There is a chemical substance called anandamide. A neurotransmitter made by the brain that temporarily blocks pain and depressed feelings. It is a derivative of the Sanskrit word “happiness.” The good idea about chocolate is that it not only produces this substance but also contains uplifting chemicals that prolong the effects of anandamide. Chocolate is even said to be a new anxiolytic.
- Protein — Good sources of protein include organic eggs, Gouda cheese, and almonds, which help stabilize blood sugar levels and improve vitality and mood.
- Bananas — Bananas are a hedonic substance that contains natural uplifting dopamine. It is also rich in vitamins B and vitamin B6, which affects healing the nervous system, and magnesium, which is another nutrient that raises the mood.
- Coffee — Coffee affects a variety of neurotransmitters involved in controlling emotions. Drinking coffee in the morning may give you a feeling of happiness. Research has also shown that coffee stimulates the brain, releases brain-derived neurotrophic factor (BDNF), activates brain stem cells, creates new nerve units, and helps improve brain health. Interestingly, studies also suggest that low levels of BDNF are prone to depression and that the formation of nerve units has antidepressant effects.
- Turmeric (Curcumin) —Curcumin is the yellow component of turmeric. It is considered the source of various medicinal properties of turmeric. Among the different medicinal properties, curcumin has a strong neuroprotective effect, may improve mood, and may be useful for depression.
- Purple Berries — Anthocyanins are the deep-coloring pigments of blueberries and blackberries. These antioxidants help the brain produce dopamine (which affects coordination, memory, and mood).

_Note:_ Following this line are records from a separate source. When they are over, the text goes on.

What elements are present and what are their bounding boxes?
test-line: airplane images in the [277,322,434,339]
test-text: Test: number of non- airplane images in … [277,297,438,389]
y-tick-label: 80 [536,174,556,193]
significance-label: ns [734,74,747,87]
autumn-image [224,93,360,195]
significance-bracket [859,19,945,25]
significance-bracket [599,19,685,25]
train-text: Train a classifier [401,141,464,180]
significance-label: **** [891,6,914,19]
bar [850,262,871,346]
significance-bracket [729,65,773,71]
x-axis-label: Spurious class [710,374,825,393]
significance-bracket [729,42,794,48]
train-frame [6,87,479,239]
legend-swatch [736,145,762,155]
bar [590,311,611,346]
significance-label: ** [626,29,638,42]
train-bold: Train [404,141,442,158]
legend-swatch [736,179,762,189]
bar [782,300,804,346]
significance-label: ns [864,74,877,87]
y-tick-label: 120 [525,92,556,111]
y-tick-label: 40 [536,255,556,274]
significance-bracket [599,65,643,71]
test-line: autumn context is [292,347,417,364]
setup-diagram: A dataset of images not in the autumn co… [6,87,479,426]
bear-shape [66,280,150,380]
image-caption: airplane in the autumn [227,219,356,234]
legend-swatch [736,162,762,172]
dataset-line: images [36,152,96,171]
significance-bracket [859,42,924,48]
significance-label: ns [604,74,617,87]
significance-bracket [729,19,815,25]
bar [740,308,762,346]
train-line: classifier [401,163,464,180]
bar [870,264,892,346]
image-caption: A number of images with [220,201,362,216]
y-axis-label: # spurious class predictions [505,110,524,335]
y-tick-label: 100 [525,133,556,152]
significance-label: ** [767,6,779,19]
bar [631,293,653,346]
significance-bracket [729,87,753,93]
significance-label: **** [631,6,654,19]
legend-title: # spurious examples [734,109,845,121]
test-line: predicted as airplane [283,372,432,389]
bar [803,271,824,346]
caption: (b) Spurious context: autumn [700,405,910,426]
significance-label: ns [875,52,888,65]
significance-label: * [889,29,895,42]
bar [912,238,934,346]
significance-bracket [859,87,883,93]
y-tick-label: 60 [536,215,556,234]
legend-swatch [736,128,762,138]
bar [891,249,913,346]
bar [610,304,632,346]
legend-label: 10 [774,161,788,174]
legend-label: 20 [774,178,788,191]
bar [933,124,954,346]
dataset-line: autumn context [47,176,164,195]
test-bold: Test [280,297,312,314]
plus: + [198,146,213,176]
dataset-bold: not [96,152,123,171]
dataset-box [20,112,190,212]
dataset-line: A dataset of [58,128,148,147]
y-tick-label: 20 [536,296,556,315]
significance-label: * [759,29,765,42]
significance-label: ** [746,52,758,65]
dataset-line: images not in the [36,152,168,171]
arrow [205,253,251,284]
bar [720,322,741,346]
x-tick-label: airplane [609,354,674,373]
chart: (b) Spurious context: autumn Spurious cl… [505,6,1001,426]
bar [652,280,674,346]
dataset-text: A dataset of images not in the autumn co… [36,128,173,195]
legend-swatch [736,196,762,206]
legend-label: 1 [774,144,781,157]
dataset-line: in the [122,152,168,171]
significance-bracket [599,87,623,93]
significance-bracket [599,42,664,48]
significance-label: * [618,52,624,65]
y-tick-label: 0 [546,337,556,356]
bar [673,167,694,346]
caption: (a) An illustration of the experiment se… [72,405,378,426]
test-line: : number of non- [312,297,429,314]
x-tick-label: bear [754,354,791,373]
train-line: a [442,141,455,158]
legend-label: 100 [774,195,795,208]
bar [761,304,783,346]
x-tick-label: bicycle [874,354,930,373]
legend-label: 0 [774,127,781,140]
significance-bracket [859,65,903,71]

- Animal Omega-3 Fatty Acids — EPA and DHA in supplements such as salmon and krill oil have important emotional health roles. A study published in Brain Behavior and Immunity found that 20% of medical students who took omega-3 fatty acids had reduced anxiety. Older studies, on the other hand, found that omega-3 fatty acids were as effective as antidepressants, prevented signs of depression, and had no side effects.
Three Depressing Foods
Food can make you feel better, but it can also make you depressed. Here are three foods that have a depressing effect.
- Sugar — Sugar fluctuates blood sugar levels and fluctuates mood. It has a greater impact on the depressing effect.
Ingestion of sugar promotes chemical reactions that lead to chronic inflammation. In the long run, inflammation interferes with the immune system’s functioning and increases the likelihood of developing depression.
- Gluten — Gluten is a protein found in wheat, rye, barley, etc. that can have a negative effect on mood and brain health. Many studies have shown that grain has a depressing effect and can lead to more serious mental illnesses such as depression and schizophrenia. Some mechanisms help explain the mysterious relationship between wheat and mental illness. Wheat inhibits the production of serotonin.
Neurotransmitters like serotonin are present not only in the brain but also in the intestines. Serotonin, which controls mood and is also involved in depression and aggression, is most abundant in the intestines, not in the brain.
- Processed Foods — There is no end to the list of ingredients for processed foods that can be depressing. In addition to sugar and gluten, trans fatty acids, synthetic colorants, and other artificial ingredients have been linked to frustration and depression.
Eat good quality probiotics. I don’t agree with taking more supplements (nutrients should come from foods), but for those who don’t have a habit of eating fermented foods, live bacteria supplements are recommended.